Dark Dreams is an ambitious history of the Cotton Kingdom from the Louisiana Purchase, and the ensuing ethnic cleansing that captured the region for the United States in the first third of the 19th century, to the invasions of Cuba and Nicaragua in the 1850s in the lead-up to the Civil War.

Both of Johnson's books contribute to the scholarly movement of the past two decades away from the highly influential perspective of Eugene Genovese -- whose theory of "paternalism" in particular has been singled out as a refurbished version of the planter-class' own ideology -- while also challenging some of the latest trends in the field. Genovese left a tremendous legacy in providing a comprehensive picture of Southern society that tied together the supposedly "precapitalist, quasi-aristocraticic" character of the planter-class with their tradition-bound and paternalistic culture.(2)

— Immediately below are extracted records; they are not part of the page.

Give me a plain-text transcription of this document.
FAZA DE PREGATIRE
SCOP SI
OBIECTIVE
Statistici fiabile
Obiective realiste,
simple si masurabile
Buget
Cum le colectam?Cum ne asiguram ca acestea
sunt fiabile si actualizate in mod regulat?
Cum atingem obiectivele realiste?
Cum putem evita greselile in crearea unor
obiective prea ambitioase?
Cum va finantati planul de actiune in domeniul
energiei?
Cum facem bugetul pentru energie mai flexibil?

Dark Dreams rarely makes reference to Genovese or his arguments but offers a similarly impressive, "comprehensive" analysis of the Cotton Kingdom to displace Genovese's: for Johnson, the Cotton Kingdom was a ruthlessly capitalist economy, fully integrated into the circuits of global capitalism, and bent on imperialist expansion. The planters’ power rested not on "paternalism" and negotiation but on terror and torture.(3)

Drawing extensively from slave narratives and other personal accounts, Dark Dreams is a neo-abolitionist history which offers an original perspective on what is certainly among the most formative episodes in U.S. history.